Viktor Orbán qualifie l’extradition de Nicolás Maduro de « bonne nouvelle » pour la Hongrie
Le Premier ministre hongrois, Viktor Orbán, s’est félicité de la capture du président vénézuélien Nicolás Maduro par le gouvernement américain, affirmant que cela ferait baisser les prix mondiaux du pétrole, ce qui serait bénéfique pour son pays.
« Les États-Unis et le Venezuela […] seront en mesure de répondre à 40 à 50 % de la demande mondiale en pétrole », a affirmé Viktor Orbán lors d’une conférence de presse de près de trois heures à Budapest lundi 5 janvier.
Cela aurait le pouvoir « d’influencer considérablement les prix mondiaux de l’énergie », a-t-il ajouté. « Je pense qu’il y a de fortes chances pour que, une fois le Venezuela sous contrôle, la situation sur le marché mondial de l’énergie soit plus favorable à la Hongrie, et c’est une bonne nouvelle. »
Interrogé pour savoir s’il considérait que la décision de l’administration Trump d’envoyer des troupes d’élite pour arrêter Nicolás Maduro samedi matin (3 janvier) était légale, Viktor Orbán a répondu que « bon nombre » de grandes puissances ne se conformaient plus au droit international.
« La position hongroise est que nous ne souhaitons pas prendre position sur le plan moral au niveau mondial concernant cette action. Nous examinons si cela est bon ou mauvais pour la Hongrie, et c’est bon pour la Hongrie. »
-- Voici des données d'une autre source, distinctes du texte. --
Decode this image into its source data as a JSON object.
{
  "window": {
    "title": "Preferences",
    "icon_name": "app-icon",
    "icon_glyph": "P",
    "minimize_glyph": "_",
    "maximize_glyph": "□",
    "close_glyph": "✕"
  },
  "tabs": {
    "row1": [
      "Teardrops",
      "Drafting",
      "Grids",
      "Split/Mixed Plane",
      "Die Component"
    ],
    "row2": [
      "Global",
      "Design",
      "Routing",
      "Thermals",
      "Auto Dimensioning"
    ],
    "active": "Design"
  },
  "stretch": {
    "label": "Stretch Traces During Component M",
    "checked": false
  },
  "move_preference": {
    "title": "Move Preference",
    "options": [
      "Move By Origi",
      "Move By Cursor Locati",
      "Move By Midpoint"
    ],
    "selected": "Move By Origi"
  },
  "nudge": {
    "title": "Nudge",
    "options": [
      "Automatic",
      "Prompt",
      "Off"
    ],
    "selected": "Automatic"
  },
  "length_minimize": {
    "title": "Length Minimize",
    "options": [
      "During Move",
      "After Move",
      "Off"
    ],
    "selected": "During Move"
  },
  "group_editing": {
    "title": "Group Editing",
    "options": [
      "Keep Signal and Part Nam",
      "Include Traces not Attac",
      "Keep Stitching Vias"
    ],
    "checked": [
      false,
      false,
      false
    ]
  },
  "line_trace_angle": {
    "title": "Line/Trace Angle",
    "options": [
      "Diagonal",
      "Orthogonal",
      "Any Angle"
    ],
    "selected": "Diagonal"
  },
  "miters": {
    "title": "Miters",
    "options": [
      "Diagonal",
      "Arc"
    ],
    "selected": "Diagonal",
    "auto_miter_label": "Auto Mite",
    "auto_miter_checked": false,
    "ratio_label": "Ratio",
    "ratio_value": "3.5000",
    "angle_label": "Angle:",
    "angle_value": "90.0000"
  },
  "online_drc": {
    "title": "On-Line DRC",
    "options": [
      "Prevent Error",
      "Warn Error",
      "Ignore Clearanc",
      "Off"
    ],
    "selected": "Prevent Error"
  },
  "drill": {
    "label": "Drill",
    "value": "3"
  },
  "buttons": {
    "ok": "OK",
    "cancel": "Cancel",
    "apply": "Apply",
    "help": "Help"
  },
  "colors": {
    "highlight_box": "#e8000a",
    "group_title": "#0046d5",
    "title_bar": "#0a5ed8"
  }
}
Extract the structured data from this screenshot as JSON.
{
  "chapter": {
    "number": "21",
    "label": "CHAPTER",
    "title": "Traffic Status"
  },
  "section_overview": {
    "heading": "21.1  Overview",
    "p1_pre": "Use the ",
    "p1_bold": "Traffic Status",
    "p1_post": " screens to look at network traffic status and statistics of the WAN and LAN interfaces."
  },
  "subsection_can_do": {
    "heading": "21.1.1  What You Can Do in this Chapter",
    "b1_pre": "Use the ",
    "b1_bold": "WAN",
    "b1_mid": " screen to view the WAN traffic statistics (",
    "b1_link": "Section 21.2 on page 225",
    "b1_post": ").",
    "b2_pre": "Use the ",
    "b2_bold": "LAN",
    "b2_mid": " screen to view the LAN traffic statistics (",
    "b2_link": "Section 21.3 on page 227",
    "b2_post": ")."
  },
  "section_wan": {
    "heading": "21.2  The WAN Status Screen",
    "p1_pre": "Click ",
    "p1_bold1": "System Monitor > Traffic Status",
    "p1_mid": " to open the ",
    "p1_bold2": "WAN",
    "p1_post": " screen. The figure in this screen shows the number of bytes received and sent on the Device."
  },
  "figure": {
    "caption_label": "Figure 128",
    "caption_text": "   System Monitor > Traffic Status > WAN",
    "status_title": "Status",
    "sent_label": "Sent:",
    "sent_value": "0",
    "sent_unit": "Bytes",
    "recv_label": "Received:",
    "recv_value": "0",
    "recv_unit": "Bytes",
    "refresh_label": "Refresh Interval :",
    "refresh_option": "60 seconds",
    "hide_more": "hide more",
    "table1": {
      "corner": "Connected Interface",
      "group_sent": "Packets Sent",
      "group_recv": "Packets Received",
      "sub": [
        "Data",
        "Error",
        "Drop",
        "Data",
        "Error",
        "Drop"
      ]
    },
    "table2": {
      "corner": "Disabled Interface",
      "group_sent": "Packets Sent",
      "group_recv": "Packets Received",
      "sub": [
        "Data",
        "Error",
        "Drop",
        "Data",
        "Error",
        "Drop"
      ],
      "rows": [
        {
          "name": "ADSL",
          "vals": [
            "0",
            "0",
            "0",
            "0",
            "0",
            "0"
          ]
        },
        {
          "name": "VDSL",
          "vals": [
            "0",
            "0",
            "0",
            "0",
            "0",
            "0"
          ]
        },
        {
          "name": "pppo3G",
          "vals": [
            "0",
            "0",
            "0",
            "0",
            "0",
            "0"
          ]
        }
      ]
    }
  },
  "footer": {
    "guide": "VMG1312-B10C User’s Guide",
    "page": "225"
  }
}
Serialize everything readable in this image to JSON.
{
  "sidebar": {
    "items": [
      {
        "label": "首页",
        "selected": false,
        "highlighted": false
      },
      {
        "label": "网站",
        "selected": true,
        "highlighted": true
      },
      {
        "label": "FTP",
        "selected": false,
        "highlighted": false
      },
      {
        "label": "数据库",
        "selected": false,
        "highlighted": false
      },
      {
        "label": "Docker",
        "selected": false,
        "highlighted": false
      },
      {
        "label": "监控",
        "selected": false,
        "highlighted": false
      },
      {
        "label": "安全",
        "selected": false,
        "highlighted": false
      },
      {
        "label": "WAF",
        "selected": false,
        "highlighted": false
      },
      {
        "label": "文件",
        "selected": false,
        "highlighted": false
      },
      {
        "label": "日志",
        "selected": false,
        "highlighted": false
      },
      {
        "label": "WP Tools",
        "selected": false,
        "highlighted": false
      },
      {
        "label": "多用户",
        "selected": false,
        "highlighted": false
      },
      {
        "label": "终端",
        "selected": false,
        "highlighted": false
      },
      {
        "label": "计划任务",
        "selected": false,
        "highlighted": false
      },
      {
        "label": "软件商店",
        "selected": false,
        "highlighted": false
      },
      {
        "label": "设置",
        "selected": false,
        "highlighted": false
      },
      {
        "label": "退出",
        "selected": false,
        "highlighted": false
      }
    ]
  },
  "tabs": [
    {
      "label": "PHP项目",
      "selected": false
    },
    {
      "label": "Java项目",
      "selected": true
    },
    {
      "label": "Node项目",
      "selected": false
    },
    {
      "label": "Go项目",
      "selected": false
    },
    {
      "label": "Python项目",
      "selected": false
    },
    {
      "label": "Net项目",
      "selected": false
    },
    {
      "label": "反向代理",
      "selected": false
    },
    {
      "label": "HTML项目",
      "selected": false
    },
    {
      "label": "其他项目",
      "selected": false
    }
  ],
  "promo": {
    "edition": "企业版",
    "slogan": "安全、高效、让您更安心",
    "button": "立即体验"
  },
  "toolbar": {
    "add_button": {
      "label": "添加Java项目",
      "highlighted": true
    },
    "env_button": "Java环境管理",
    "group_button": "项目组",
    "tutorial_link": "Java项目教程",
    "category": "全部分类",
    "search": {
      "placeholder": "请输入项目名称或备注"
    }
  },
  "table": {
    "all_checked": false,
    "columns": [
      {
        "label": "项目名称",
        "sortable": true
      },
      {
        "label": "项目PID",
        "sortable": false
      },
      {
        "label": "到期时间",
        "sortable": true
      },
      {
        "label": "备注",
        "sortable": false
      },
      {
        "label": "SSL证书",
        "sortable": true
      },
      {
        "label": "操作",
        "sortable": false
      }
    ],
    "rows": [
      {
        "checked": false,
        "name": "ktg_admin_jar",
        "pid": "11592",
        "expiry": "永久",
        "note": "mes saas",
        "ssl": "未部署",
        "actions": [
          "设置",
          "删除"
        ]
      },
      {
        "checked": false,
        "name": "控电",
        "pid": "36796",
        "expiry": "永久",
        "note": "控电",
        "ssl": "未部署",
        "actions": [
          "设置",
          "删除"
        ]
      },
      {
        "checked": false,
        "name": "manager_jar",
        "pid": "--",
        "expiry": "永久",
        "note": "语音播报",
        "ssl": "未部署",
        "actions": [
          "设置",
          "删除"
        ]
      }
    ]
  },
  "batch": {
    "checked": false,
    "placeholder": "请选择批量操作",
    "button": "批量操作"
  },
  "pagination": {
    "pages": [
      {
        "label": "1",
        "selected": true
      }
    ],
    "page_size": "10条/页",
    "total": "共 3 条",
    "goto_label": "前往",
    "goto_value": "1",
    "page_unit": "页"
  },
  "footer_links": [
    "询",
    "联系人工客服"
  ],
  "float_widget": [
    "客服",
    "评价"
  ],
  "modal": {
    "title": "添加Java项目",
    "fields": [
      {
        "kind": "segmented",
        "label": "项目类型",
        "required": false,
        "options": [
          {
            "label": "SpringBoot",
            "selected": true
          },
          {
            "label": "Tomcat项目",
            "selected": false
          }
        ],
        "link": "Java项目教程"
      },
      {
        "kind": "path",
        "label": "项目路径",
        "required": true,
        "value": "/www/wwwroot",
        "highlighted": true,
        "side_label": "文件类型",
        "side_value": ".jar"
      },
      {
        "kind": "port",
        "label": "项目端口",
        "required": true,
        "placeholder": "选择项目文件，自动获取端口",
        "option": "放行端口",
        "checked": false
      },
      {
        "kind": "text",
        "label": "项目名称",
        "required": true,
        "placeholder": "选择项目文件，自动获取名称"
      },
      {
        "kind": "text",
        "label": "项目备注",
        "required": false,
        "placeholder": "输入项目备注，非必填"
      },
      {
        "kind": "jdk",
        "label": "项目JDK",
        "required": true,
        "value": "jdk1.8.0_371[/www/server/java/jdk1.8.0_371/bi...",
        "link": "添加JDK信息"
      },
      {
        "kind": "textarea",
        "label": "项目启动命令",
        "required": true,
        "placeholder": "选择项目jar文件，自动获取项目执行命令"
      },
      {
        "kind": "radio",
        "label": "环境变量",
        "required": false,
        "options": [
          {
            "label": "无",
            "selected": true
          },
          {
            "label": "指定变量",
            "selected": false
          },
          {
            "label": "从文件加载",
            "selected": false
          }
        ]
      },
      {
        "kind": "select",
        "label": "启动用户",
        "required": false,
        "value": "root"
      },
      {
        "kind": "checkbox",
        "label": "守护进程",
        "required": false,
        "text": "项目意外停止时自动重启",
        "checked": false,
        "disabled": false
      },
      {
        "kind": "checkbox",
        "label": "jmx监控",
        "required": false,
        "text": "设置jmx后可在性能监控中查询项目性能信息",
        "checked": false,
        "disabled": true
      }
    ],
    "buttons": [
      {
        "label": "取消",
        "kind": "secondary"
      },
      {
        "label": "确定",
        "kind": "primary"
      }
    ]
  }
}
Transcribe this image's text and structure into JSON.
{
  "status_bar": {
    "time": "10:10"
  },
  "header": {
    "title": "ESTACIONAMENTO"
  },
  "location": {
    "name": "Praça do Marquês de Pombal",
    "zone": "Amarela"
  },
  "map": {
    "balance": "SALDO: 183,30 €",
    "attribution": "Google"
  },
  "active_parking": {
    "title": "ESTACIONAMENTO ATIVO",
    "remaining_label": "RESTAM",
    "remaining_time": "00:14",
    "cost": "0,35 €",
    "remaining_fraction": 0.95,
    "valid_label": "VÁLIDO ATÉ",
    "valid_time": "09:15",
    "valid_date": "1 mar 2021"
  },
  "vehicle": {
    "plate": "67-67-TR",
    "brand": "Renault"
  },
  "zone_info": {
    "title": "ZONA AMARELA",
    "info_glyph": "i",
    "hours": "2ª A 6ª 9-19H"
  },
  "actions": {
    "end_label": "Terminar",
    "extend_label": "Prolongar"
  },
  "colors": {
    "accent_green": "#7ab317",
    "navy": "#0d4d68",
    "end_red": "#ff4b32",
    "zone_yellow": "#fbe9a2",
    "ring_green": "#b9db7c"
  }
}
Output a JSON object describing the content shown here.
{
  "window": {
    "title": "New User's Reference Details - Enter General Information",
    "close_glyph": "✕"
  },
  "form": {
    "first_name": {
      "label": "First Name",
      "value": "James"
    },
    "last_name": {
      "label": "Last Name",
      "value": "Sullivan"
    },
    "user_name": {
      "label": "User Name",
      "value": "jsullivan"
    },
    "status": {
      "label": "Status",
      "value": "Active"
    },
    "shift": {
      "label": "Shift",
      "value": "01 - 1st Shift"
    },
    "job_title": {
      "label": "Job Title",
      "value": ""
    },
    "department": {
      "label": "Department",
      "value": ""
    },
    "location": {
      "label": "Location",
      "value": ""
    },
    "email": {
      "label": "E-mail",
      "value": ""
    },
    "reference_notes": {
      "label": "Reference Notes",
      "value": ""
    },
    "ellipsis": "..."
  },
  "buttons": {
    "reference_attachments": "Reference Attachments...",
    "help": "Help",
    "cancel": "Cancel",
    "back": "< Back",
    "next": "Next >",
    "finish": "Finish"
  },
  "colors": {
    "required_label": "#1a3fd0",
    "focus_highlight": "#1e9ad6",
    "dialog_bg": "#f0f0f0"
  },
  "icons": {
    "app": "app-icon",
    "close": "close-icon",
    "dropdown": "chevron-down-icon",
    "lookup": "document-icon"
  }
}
Le dirigeant hongrois, qui sera confronté au printemps prochain à l’élection générale la plus difficile depuis sa victoire écrasante en 2010 et qui entretient des relations étroites avec Moscou depuis son invasion de l’Ukraine, a consacré la majeure partie de la conférence de presse à sa campagne électorale.
Affirmant à plusieurs reprises que « l’ordre mondial libéral » était révolu, Viktor Orbán a réitéré son message de campagne central selon lequel seul un vote en faveur de son parti nationaliste, le Fidesz, permettrait à la Hongrie d’échapper à une guerre que « Bruxelles » préparait activement.